Philipp Winkler hat in Hildesheim „Literarisches Schreiben“ studiert – dass er einer gewissen schulischen Dramaturgie folgt, indem er gekonnt die Kapitel in Zeitsprüngen zwischen Vergangenheit und Gegenwart anordnet, zeugt davon. Ohne dass die Geschichte auf ein dezidiertes Ende zuläuft, sie mehr eine Ansammlung von Anekdoten ist, wird durch diese Erzählweise eine ganz eigene Dramatik erschaffen. Wo die Schule oder der Drang, etwas „Künstlerisches“ oder gar „Schönes“ zu schaffen, aber übers Ziel hinausschießt, sind die Momente, in denen Winkler die Klangfarbe wechselt.

Seitenrascheln

Mehr Empfehlungen für den Lese-Herbst gibt es hier.

„Hool“ ist ein brachialer, direkter und zorniger Roman, der von seiner Sprache und deren Tempo lebt. Szenebeschreibungen wie

Der weichgezeichnete Umriss der Stadt baut sich im bläulichen Morgenlicht vor uns auf. Vor den bröckelnden, wie ausgebombt aussehenden Fassaden ausrangierter Fabriken liegt ein feiner Schleier.

oder

An einem Tag wie heut hat man da so einen weiten Blick über das flache Land, dass man fast glaubt, man könne in den Himmel fallen.

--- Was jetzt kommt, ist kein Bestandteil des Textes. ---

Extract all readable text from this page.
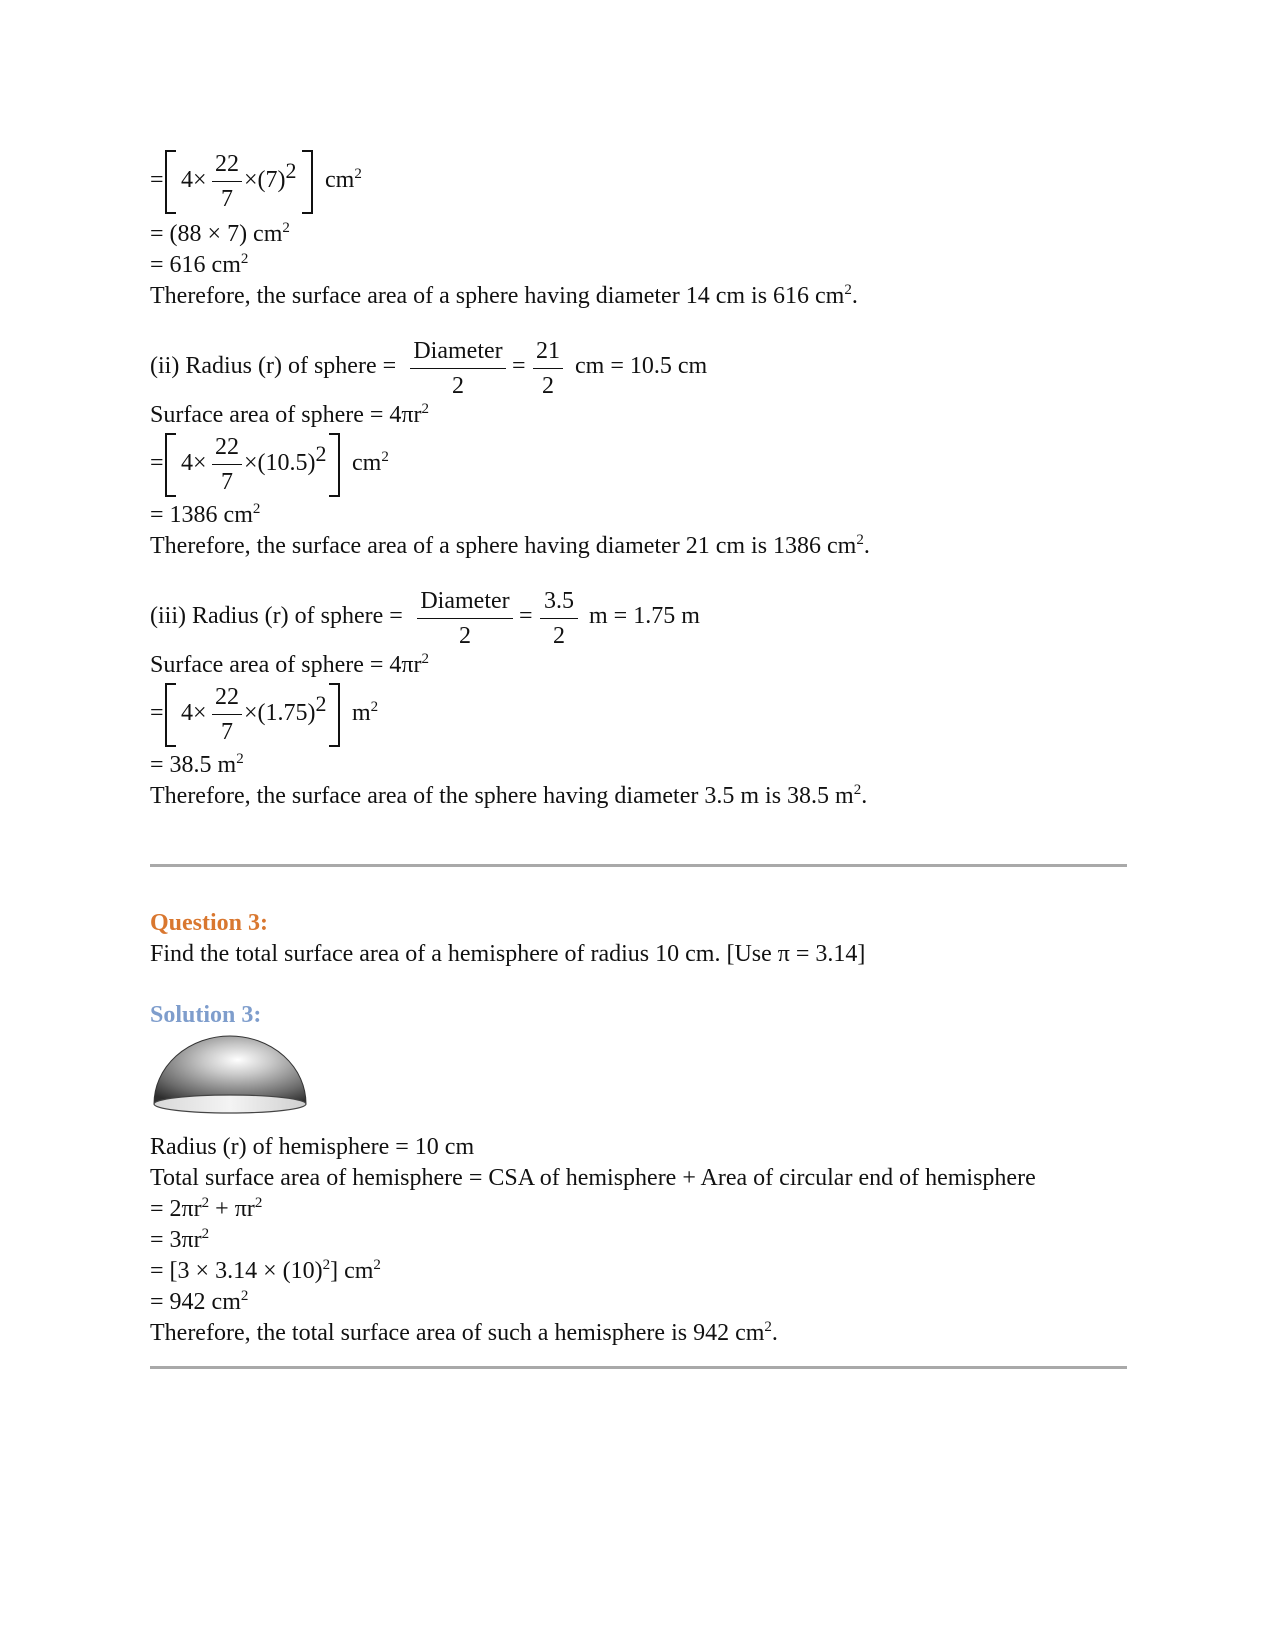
= 4×
22
7
$\times(7)^2$ $cm^2$
= (88 × 7) $cm^2$
= 616 $cm^2$
Therefore, the surface area of a sphere having diameter 14 cm is 616 $cm^2$.
(ii) Radius (r) of sphere =
Diameter
2
=
21
2
cm = 10.5 cm
Surface area of sphere = $4\pi r^2$
= 4×
22
7
$\times(10.5)^2$ $cm^2$
= 1386 $cm^2$
Therefore, the surface area of a sphere having diameter 21 cm is 1386 $cm^2$.
(iii) Radius (r) of sphere =
Diameter
2
=
3.5
2
m = 1.75 m
Surface area of sphere = $4\pi r^2$
= 4×
22
7
$\times(1.75)^2$ $m^2$
= 38.5 $m^2$
Therefore, the surface area of the sphere having diameter 3.5 m is 38.5 $m^2$.
Question 3:
Find the total surface area of a hemisphere of radius 10 cm. [Use π = 3.14]
Solution 3:
Radius (r) of hemisphere = 10 cm
Total surface area of hemisphere = CSA of hemisphere + Area of circular end of hemisphere
= $2\pi r^2 + \pi r^2$
= $3\pi r^2$
= $[3 \times 3.14 \times (10)^2]$ $cm^2$
= 942 $cm^2$
Therefore, the total surface area of such a hemisphere is 942 $cm^2$.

lassen mich beim Lesen fast ein bisschen zusammenzucken, so wenig passen sie in die sonst teils ekelerregenden, aber eben klar formulierten Szenen. Das ist sehr oft sehr grausig, nicht selten möchte man die detailgetreuen Beschreibungen von Schnittwunden, aufgeplatzten Lippen oder dunkelschattiert geprügelten Augenlidern gar nicht lesen; aber andererseits sind es genau die rohen Worte, die einen in die Geschichte hineinziehen und ans Buch fesseln.

Weil in Zeilen wie „Leipzig ist kälter als der Schritt einer einbeinigen, teuren Nutte“ liegt, wenn auch im derbsten Kneipenslang, die dem Roman „Hool“ ganz eigene Poesie.